欧州連合は成長と雇用のためのパートナーシップに重きを置くことによりリスボン戦略を再活性化した。i2010は、欧州における知識集約型製品とサービスに対する投資・イノベーションの誘致に貢献するだろう。
欧州連合及び加盟国以外の関係者は、イノベーティブな知識集約型社会を支援するために、オープンで建設的な対話に参加すべきである。

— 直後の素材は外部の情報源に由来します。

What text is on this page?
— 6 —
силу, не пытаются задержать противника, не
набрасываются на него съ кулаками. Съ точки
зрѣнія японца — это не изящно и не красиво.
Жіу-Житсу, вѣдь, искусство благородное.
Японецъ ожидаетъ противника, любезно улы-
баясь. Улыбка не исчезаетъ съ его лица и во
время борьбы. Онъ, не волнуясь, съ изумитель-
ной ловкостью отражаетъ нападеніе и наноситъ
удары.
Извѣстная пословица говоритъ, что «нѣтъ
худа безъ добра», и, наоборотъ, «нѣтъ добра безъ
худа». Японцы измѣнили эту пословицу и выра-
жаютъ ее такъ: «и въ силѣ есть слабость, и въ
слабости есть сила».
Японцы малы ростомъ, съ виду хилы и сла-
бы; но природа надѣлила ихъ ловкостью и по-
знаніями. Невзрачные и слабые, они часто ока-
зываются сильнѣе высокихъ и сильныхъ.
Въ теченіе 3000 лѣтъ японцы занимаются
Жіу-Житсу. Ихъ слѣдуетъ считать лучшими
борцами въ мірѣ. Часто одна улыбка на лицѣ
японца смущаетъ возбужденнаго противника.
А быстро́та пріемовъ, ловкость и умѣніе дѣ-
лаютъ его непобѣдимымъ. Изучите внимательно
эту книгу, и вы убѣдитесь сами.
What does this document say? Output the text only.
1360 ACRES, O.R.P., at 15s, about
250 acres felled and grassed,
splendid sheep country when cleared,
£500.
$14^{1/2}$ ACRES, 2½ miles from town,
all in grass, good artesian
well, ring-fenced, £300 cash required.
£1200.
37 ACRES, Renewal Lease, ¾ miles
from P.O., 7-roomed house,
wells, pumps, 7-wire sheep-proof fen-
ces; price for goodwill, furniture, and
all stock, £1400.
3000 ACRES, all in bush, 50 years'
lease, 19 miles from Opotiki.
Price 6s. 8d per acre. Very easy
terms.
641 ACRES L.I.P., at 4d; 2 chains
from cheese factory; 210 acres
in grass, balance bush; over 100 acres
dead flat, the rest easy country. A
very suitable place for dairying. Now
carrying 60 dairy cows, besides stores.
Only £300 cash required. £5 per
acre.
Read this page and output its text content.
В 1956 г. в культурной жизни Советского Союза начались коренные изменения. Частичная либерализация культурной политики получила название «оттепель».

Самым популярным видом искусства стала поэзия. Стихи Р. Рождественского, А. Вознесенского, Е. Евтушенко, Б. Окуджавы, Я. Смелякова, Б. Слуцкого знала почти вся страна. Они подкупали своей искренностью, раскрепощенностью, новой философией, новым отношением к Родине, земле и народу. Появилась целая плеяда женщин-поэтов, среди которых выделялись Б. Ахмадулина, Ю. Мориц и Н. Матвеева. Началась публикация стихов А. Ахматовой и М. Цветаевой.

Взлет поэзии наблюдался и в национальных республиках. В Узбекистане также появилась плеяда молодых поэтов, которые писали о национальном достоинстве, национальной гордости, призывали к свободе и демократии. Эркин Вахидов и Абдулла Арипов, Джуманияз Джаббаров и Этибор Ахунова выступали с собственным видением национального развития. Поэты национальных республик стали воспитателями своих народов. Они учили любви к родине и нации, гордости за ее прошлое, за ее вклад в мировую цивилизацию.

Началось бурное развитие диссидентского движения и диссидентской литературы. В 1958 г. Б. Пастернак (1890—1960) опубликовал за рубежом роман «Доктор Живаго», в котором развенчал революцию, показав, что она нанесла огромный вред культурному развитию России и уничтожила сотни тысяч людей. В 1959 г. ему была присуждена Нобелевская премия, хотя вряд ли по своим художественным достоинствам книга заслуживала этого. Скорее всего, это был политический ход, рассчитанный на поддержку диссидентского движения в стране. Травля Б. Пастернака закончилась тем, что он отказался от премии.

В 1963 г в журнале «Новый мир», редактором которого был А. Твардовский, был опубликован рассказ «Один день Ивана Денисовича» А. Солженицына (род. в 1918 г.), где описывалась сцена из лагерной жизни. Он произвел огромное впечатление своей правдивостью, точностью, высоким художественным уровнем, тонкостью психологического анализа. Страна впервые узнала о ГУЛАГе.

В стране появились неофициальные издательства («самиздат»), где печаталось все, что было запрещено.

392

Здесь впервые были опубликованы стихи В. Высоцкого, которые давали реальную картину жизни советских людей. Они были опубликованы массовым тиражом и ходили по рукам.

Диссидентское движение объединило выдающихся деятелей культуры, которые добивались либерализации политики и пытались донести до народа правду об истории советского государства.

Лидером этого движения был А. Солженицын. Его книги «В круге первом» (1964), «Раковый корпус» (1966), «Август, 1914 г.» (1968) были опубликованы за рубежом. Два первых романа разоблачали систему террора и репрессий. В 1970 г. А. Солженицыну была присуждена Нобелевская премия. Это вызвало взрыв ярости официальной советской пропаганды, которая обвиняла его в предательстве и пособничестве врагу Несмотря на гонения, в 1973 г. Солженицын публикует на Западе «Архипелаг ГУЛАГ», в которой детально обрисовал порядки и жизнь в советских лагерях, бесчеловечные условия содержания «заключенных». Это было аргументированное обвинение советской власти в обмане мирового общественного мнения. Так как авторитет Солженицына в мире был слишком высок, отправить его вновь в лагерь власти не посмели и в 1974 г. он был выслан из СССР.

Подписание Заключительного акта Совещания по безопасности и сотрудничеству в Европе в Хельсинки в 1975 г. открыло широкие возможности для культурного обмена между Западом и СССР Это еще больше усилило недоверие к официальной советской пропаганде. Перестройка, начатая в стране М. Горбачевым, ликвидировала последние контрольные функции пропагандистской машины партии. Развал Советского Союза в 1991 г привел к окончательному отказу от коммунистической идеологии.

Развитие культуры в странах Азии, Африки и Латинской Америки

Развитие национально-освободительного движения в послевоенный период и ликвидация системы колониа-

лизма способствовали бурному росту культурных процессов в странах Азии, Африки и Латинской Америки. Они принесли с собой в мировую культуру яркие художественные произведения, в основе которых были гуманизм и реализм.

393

特に産業界は、デジタル社会を発展させる上で決定的なボトルネックが存在する分野において建設的な取組みができるよう、ICTにおける研究及び技術への投資を増やすべきである。
i2010により、欧州委員会は新たな集約された情報社会政策へのアプローチを開始した。リスボン戦略の再スタートという新たなガバナンス・サイクルと一体となって、i2010は持続可能な成長と雇用というリスボン戦略の最重要目標に貢献するであろう。
(最後に)
今夏に帰国の運びとなり、小生のパリ駐在員報告も今回が最後となりました。3年間に渡り、小生の駐在員報告をご覧いただき、ありがとうございました。